Knowledge of the gene and protein expression is very useful, but alone it cannot detect and explain all phenotypic variations and changes. As a result of protein expression, many biochemical interactions and changes occur in living organisms and produce physiological functions that lead to the formation of active and inactive metabolites. These metabolites, along with proteins, often serve as markers of diseases and physiological conditions. Genetic and protein analyses provide information about systemic regulation on higher levels, whereas metabolites and intermediates of biochemical pathways represent at a physiological response to the regulation.
The Role of Mass Spectrometry in Clinical Diagnostic Laboratories
Modern clinical laboratories use diverse techniques and instrumentation that vary in reliability and specificity. Since the introduction of tandem mass spectrometry in clinical laboratories, it proved to be one of the most specific analytical techniques available for clinical diagnostics.
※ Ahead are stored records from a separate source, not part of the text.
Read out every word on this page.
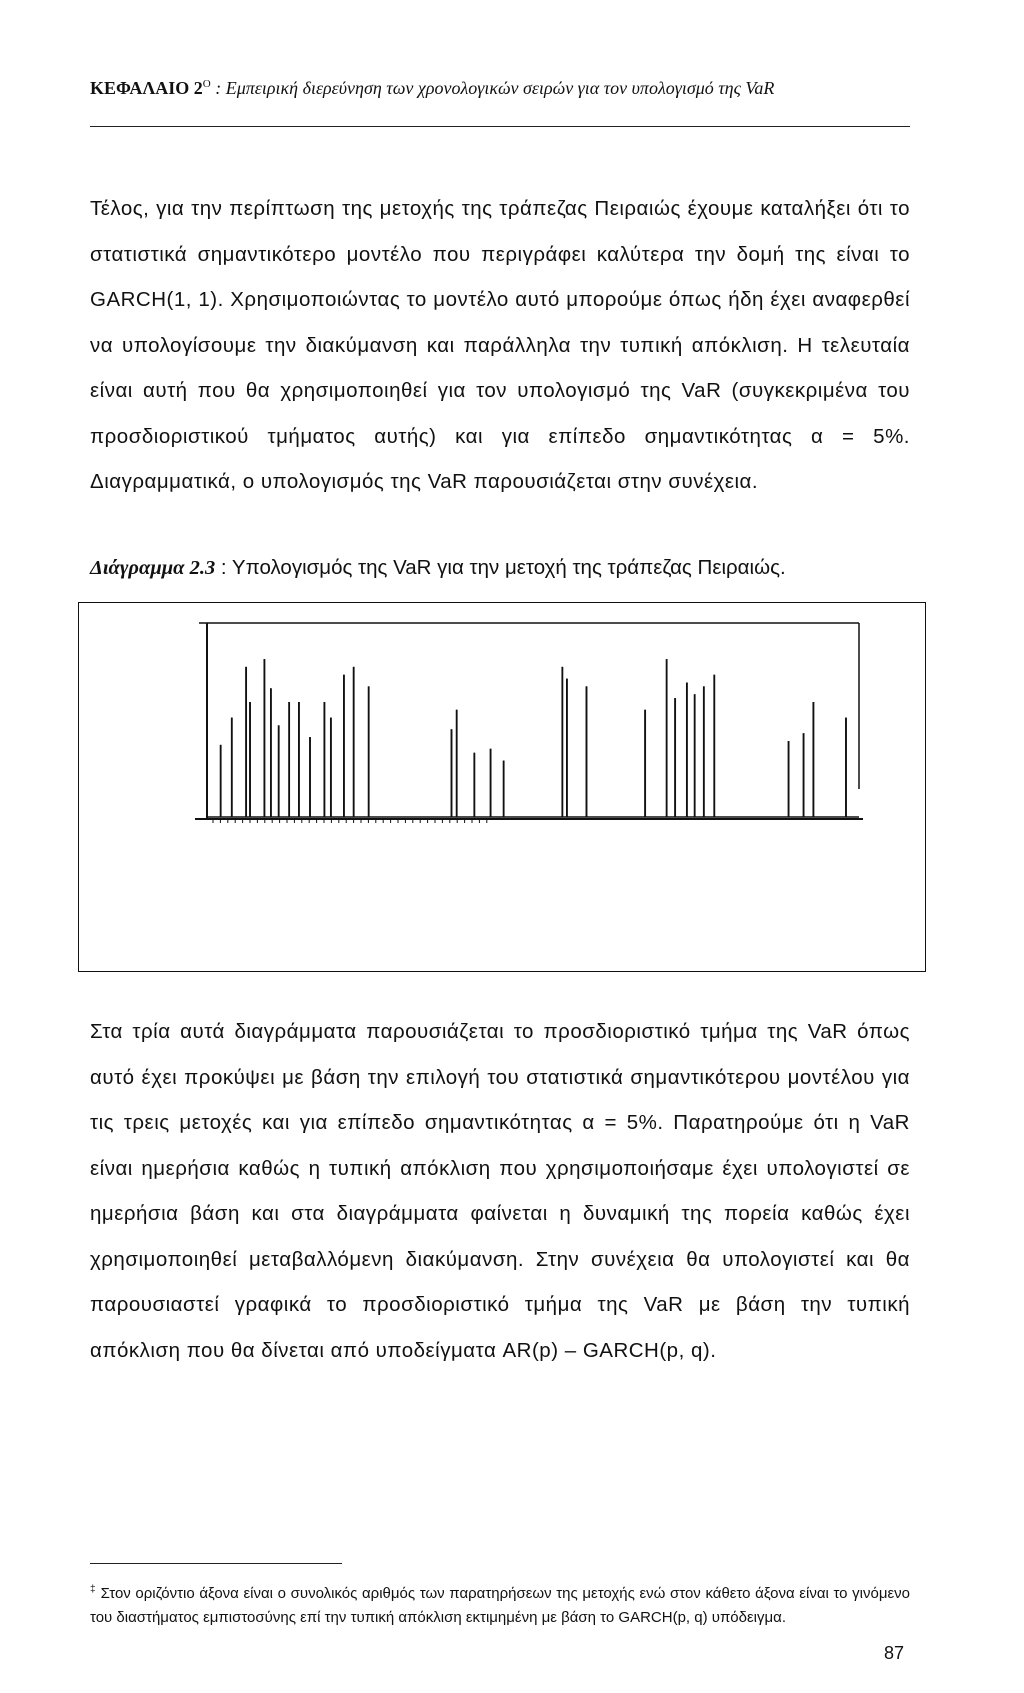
ΚΕΦΑΛΑΙΟ $2^O$ : Εμπειρική διερεύνηση των χρονολογικών σειρών για τον υπολογισμό της VaR

Τέλος, για την περίπτωση της μετοχής της τράπεζας Πειραιώς έχουμε καταλήξει ότι το στατιστικά σημαντικότερο μοντέλο που περιγράφει καλύτερα την δομή της είναι το GARCH(1, 1). Χρησιμοποιώντας το μοντέλο αυτό μπορούμε όπως ήδη έχει αναφερθεί να υπολογίσουμε την διακύμανση και παράλληλα την τυπική απόκλιση. Η τελευταία είναι αυτή που θα χρησιμοποιηθεί για τον υπολογισμό της VaR (συγκεκριμένα του προσδιοριστικού τμήματος αυτής) και για επίπεδο σημαντικότητας α = 5%. Διαγραμματικά, ο υπολογισμός της VaR παρουσιάζεται στην συνέχεια.

Διάγραμμα 2.3 : Υπολογισμός της VaR για την μετοχή της τράπεζας Πειραιώς.

Στα τρία αυτά διαγράμματα παρουσιάζεται το προσδιοριστικό τμήμα της VaR όπως αυτό έχει προκύψει με βάση την επιλογή του στατιστικά σημαντικότερου μοντέλου για τις τρεις μετοχές και για επίπεδο σημαντικότητας α = 5%. Παρατηρούμε ότι η VaR είναι ημερήσια καθώς η τυπική απόκλιση που χρησιμοποιήσαμε έχει υπολογιστεί σε ημερήσια βάση και στα διαγράμματα φαίνεται η δυναμική της πορεία καθώς έχει χρησιμοποιηθεί μεταβαλλόμενη διακύμανση. Στην συνέχεια θα υπολογιστεί και θα παρουσιαστεί γραφικά το προσδιοριστικό τμήμα της VaR με βάση την τυπική απόκλιση που θα δίνεται από υποδείγματα AR(p) – GARCH(p, q).

‡ Στον οριζόντιο άξονα είναι ο συνολικός αριθμός των παρατηρήσεων της μετοχής ενώ στον κάθετο άξονα είναι το γινόμενο του διαστήματος εμπιστοσύνης επί την τυπική απόκλιση εκτιμημένη με βάση το GARCH(p, q) υπόδειγμα.

87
Clinical applications of tandem mass spectrometry could be sub-divided into two groups: screening and target analysis. Typically, screening methods are intended to detect multiple markers of diseases, drugs, or toxins (e.g., newborn screening for metabolic diseases, toxicology screening). In these applications, the goal is to achieve high throughput of testing and a low false-negative rate. In target analysis, the main focus is on accurate and precise quantitation and the assurance of the analyte identity.
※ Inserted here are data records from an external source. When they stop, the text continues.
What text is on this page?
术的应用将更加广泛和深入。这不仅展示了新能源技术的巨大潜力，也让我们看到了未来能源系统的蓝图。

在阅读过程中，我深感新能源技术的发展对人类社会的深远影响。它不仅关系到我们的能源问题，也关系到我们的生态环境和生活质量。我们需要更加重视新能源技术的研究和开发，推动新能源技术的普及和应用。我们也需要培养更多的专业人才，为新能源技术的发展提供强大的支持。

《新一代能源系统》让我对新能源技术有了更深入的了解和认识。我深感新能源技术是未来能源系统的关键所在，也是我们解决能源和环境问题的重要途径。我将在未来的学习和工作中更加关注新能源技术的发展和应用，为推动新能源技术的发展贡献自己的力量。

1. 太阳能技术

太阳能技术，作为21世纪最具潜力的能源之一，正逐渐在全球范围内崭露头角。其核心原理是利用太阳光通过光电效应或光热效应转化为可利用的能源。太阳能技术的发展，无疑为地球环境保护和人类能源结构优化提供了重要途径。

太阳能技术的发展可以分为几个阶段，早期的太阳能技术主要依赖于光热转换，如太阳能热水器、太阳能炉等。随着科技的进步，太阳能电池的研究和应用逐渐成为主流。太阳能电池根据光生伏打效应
In all analytical applications measurement accuracy is important. Errors encountered in the clinical diagnostics, however, are especially costly compared to other fields, because they might lead to a misdiagnosis, mistreatment, patient injury, and even to the loss of life (Plebani and Carraro, 1997; Witte et al., 1997; Plebani, 2006). Therefore, highly specific methods are required for clinical diagnostic testing, and strict guidelines must be followed with respect to the quality control (QC) and management of pre- and post-analytic variables.
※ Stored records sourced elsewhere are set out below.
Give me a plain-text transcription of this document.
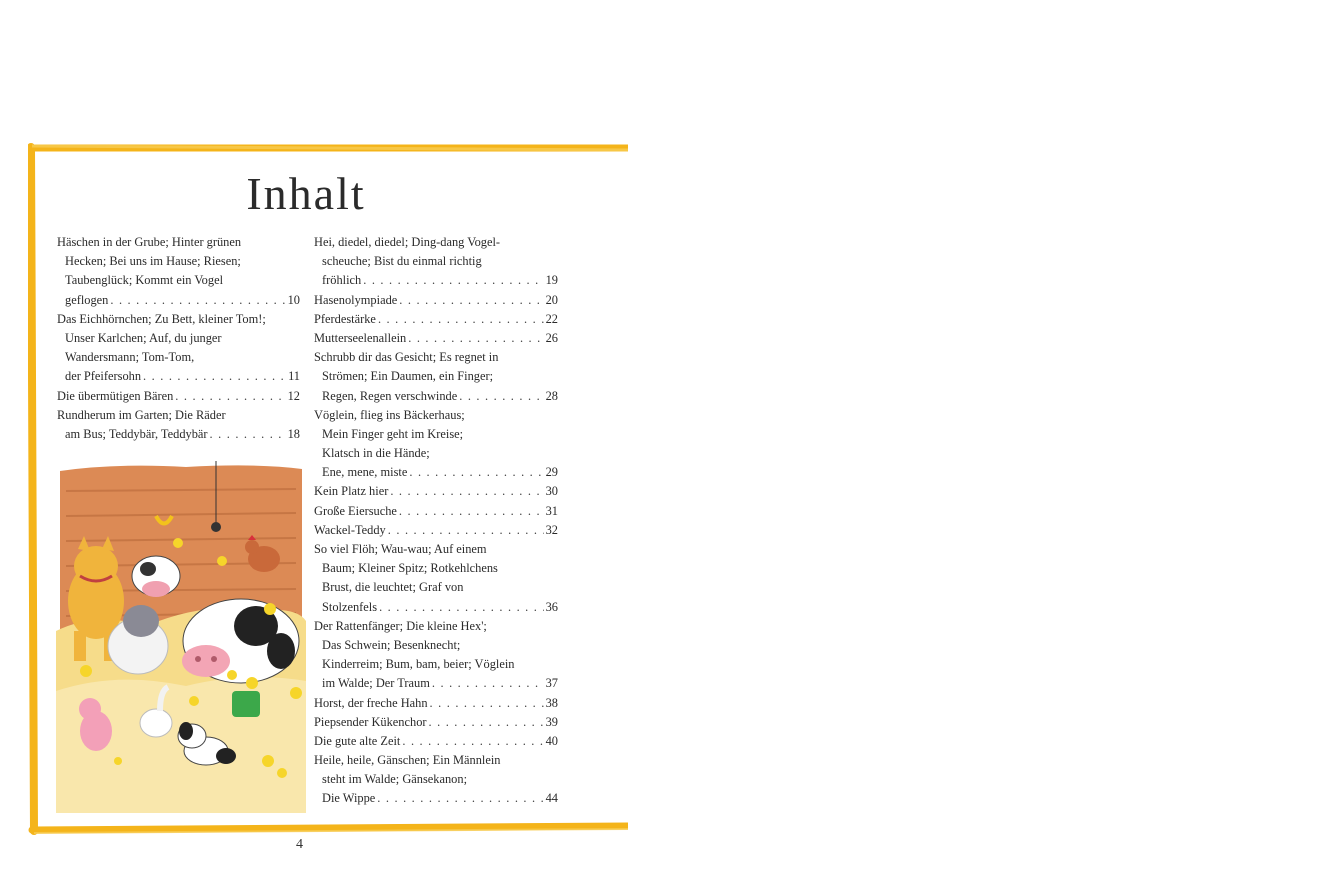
Inhalt
Häschen in der Grube; Hinter grünen
Hecken; Bei uns im Hause; Riesen;
Taubenglück; Kommt ein Vogel
geflogen . . .	10
Das Eichhörnchen; Zu Bett, kleiner Tom!;
Unser Karlchen; Auf, du junger
Wandersmann; Tom-Tom,
der Pfeifersohn . . .	11
Die übermütigen Bären . . .	12
Rundherum im Garten; Die Räder
am Bus; Teddybär, Teddybär . . .	18
Hei, diedel, diedel; Ding-dang Vogel-
scheuche; Bist du einmal richtig
fröhlich . . .	19
Hasenolympiade . . .	20
Pferdestärke . . .	22
Mutterseelenallein . . .	26
Schrubb dir das Gesicht; Es regnet in
Strömen; Ein Daumen, ein Finger;
Regen, Regen verschwinde . . .	28
Vöglein, flieg ins Bäckerhaus;
Mein Finger geht im Kreise;
Klatsch in die Hände;
Ene, mene, miste . . .	29
Kein Platz hier . . .	30
Große Eiersuche . . .	31
Wackel-Teddy . . .	32
So viel Flöh; Wau-wau; Auf einem
Baum; Kleiner Spitz; Rotkehlchens
Brust, die leuchtet; Graf von
Stolzenfels . . .	36
Der Rattenfänger; Die kleine Hex';
Das Schwein; Besenknecht;
Kinderreim; Bum, bam, beier; Vöglein
im Walde; Der Traum . . .	37
Horst, der freche Hahn . . .	38
Piepsender Kükenchor . . .	39
Die gute alte Zeit . . .	40
Heile, heile, Gänschen; Ein Männlein
steht im Walde; Gänsekanon;
Die Wippe . . .	44
4
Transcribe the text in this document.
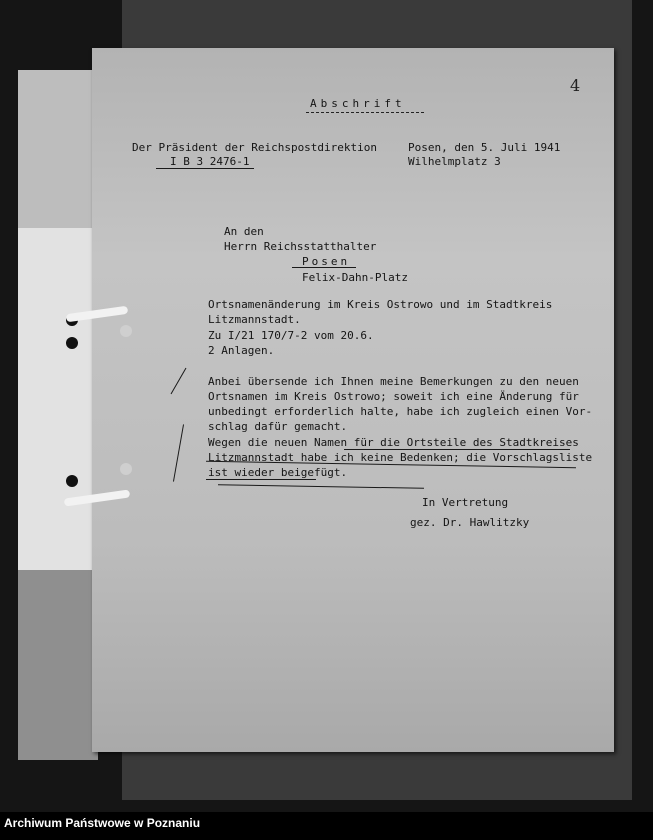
4
Abschrift
Der Präsident der Reichspostdirektion
I B 3 2476-1
Posen, den 5. Juli 1941
Wilhelmplatz 3
An den
Herrn Reichsstatthalter
Posen
Felix-Dahn-Platz
Ortsnamenänderung im Kreis Ostrowo und im Stadtkreis
Litzmannstadt.
Zu I/21 170/7-2 vom 20.6.
2 Anlagen.
Anbei übersende ich Ihnen meine Bemerkungen zu den neuen
Ortsnamen im Kreis Ostrowo; soweit ich eine Änderung für
unbedingt erforderlich halte, habe ich zugleich einen Vor-
schlag dafür gemacht.
Wegen die neuen Namen für die Ortsteile des Stadtkreises
Litzmannstadt habe ich keine Bedenken; die Vorschlagsliste
ist wieder beigefügt.
In Vertretung
gez. Dr. Hawlitzky
Archiwum Państwowe w Poznaniu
The challenges of clinical diagnostic testing are related to the complexity of the biological samples, the large diversity of classes of molecules present in the samples, variability of the sample matrices among individuals, and the wide range of concentrations of the constituents in the samples. Figure 2 (based on Roberts et al., 2005) shows some of the clinically useful diagnostic biomarkers along with their biologically relevant concentrations, which span over 10 orders of magnitude. Such a diversity of concentrations suggests a need for highly sensitive and specific instruments to enable an accurate measurement of minor sample constituents in the presence of excessive amounts of other endogenous substances.
The main emphasis of this review is on mass spectrometry-based diagnostic methods, which were developed in our laboratories for the measurement of biochemical markers of endocrine and metabolic diseases.